Amigdala: Sari Sekar Dayu

Anita Utami
Chapter #17

LIMA BELAS

“Nggak kerja?” Setelah berganti pakaian, saya membawakan es kopi lalu duduk di sebelah Heru yang menunggu.

Alih-alih menjawab, Heru menghela napas kasar. “Dia anak mana?”

Napas saya tertahan di dada. ‘Dia’ itu pasti maksudnya Dirga. 

“Kalau ketemu di jalan, gue kasih pelajaran.”

“Sudahlah, A’.” Saya mengerang. Saat seperti itu, Mbak Yuni keluar, sudah berpakaian rapi. Sesaat, saya merasa terselamatkan untuk menyudahi obrolan menegangkan ini. “Ke kantor, Mbak?” tanya saya, pada Mbak Yuni.

“Nggak, mau ketemu klien di depan. Yuk!”

Saya mengangguk, melambai. Mbak Yuni menstater motornya kemudian pergi. Sejak tadi, gerbang dibiarkan terbuka. 

Heru meraih tangan dan menarik tubuh saya menghadapnya. Setelah dekat, pria itu mengecup punggung tangan saya, lalu menatap lembut. “Nikah, yuk?”

Sebelum bertemu dengan Dirga, impian Heru juga impian saya. Saya sudah sering bertamu ke rumah orang tua Heru, begitu pun sebaliknya. Saya pernah sangat yakin bahwa menikah setelah lulus SMK adalah jalan satu-satunya menuju kebahagiaan. Namun, kini, saya memikirkannya kembali. Apakah Heru adalah pria yang tepat atau semua hanya terlalu cepat?

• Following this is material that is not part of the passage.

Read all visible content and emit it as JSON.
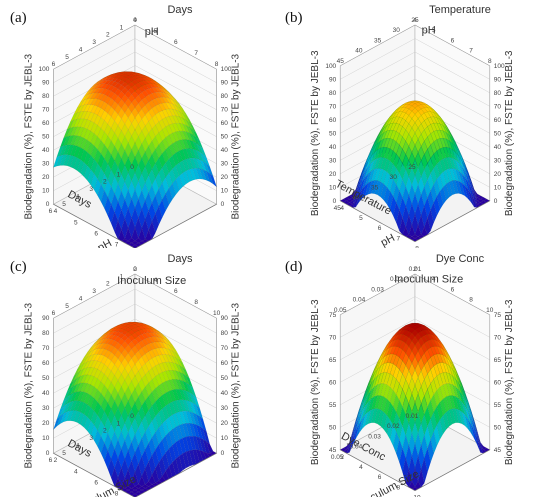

Perlahan, saya menarik tangan dari genggaman itu. Sepelan mungkin, seperti berjalan di atas jembatan kaca yang rapuh. Saya takut, sepelan apa pun langkahnya dapat menghancurkan perasaan itu.

Mendapati saya memalingkan wajah darinya, Heru mengerang frustrasi. Pria itu bangkit dan saya bahkan bergeming, menelan ludah bagai batu di kerongkongan. 

Heru kemudian menyodorkan dua lembar uang seratus ribu ke arahnya. “Uang bulanan,” katanya, mengangsurkan uang itu lagi. Saya menggeleng. Siapa yang bisa menerima uang dalam situasi ini? 

Akhirnya, Heru pergi setelah meninggalkan uang itu di meja. Hingga beberapa saat kemudian, saya bertahan dalam posisi dan merasakan air mata mengalir.

Tiga tahun bukan waktu yang sebentar. Heru telah banyak membantu saya selama ini. Saya bukannya tak tahu diri untuk mengingat semua pengorbanan pria itu. Hati saya nyeri. Harus bagaimana? 

#

“Sudah tidur?” Dirga bertanya dari seberang sana.